In her Dec. 14 column in Salon, "Why We Love Bad Writing," book critic Laura Miller quotes C.S. Lewis's "An Experiment in Criticism" to explain why so many readers might actually prefer the cliches that run through the work of genre writers like Steig Larsson and Dan Brown. "'My blood ran cold' is a hieroglyph of fear," Lewis explained, a kind of hieroglyph that does not require the reader to pay words the "kind and degree of attention" that a more literary turn of phrase would.

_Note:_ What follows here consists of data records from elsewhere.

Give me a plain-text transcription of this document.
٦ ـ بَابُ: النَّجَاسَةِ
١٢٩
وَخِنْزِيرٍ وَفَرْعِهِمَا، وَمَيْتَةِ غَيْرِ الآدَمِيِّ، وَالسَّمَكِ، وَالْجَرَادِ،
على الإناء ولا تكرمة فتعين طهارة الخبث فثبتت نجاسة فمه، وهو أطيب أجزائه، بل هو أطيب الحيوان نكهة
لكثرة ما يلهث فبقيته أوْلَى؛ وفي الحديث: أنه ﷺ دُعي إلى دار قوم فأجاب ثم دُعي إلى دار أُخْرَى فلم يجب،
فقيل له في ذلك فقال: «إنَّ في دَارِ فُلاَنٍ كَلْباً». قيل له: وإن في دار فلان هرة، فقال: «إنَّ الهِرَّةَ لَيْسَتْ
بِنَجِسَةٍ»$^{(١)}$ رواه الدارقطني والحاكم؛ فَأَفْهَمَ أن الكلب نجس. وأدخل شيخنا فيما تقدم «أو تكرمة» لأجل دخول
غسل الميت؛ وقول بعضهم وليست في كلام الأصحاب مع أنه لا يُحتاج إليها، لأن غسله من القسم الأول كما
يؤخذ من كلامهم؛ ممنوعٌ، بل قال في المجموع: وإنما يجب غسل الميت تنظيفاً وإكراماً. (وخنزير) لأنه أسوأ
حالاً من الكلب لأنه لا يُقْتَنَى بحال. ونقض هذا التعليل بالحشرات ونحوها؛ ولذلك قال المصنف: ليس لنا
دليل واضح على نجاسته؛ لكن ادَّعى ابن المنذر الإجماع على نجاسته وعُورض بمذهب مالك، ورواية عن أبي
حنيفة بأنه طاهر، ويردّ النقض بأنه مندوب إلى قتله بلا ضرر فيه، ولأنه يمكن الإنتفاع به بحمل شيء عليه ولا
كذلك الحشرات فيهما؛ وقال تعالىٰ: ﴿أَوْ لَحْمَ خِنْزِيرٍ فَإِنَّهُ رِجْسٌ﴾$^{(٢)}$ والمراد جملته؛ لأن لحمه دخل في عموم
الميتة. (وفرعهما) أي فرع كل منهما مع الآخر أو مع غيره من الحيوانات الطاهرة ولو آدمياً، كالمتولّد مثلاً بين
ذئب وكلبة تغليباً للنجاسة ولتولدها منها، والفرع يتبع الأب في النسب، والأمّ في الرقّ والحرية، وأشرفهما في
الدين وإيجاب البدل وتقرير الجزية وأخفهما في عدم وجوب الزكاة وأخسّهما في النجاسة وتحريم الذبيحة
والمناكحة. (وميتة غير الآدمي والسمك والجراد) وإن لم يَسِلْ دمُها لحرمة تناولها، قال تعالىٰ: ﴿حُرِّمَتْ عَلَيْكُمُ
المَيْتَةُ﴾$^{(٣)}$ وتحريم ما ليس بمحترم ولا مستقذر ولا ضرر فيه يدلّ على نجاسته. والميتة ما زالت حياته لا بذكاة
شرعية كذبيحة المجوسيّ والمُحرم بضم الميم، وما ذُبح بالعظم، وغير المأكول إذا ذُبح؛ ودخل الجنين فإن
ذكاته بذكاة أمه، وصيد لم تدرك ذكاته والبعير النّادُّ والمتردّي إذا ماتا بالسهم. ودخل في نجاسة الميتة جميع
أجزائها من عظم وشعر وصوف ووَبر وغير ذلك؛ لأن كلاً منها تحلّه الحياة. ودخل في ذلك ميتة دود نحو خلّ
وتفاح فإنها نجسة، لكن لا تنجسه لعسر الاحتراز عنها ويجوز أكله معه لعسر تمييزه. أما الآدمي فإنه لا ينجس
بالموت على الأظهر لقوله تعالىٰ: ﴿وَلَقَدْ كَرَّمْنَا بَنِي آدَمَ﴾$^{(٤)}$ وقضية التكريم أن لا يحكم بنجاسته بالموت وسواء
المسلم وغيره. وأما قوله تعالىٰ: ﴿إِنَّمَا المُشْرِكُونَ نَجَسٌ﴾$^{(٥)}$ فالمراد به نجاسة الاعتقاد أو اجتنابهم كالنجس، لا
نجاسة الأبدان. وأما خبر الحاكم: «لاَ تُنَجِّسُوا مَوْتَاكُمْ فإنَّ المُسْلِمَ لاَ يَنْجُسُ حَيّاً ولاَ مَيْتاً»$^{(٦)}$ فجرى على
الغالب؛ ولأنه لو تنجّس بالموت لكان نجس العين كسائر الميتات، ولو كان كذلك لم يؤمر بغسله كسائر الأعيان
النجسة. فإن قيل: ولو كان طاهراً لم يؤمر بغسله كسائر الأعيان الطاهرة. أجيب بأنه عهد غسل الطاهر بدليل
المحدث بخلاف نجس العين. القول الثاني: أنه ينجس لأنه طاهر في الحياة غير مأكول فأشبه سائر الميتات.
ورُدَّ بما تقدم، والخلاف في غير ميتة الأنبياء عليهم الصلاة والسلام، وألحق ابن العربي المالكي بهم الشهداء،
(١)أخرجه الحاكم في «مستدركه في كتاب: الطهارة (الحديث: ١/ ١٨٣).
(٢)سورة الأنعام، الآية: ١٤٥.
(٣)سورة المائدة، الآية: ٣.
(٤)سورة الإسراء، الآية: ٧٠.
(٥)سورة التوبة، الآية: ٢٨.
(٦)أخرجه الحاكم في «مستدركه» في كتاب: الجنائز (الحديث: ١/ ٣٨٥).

I stayed up half the night to finish The Girl with the Dragon Tattoo, but I had to work to NOT pay attention to Larsson`s language, which caused much eye-rolling in the opening chapters (at things like the list of computer specs, which in a few years time, will be the equivalent of reading that Lisbeth plugged in her Commodore 64 and turned on her dot-matrix printer). I have no interest in reading the rest of the trilogy: in the end, the flaws in Larsson`s style detracted too much from my enjoyment of his excellent ability to unspool a plot -- in much the same way that the millefeuille-style of a beautifully poetic writer like Anne Michaels detracts from my abiliy to enjoy her storyline.
The problem, as Miller shows, is when critics try to turn these personal preferences into literary laws and then sneer at the hapless law-breakers enjoying their Larsson or their Michaels.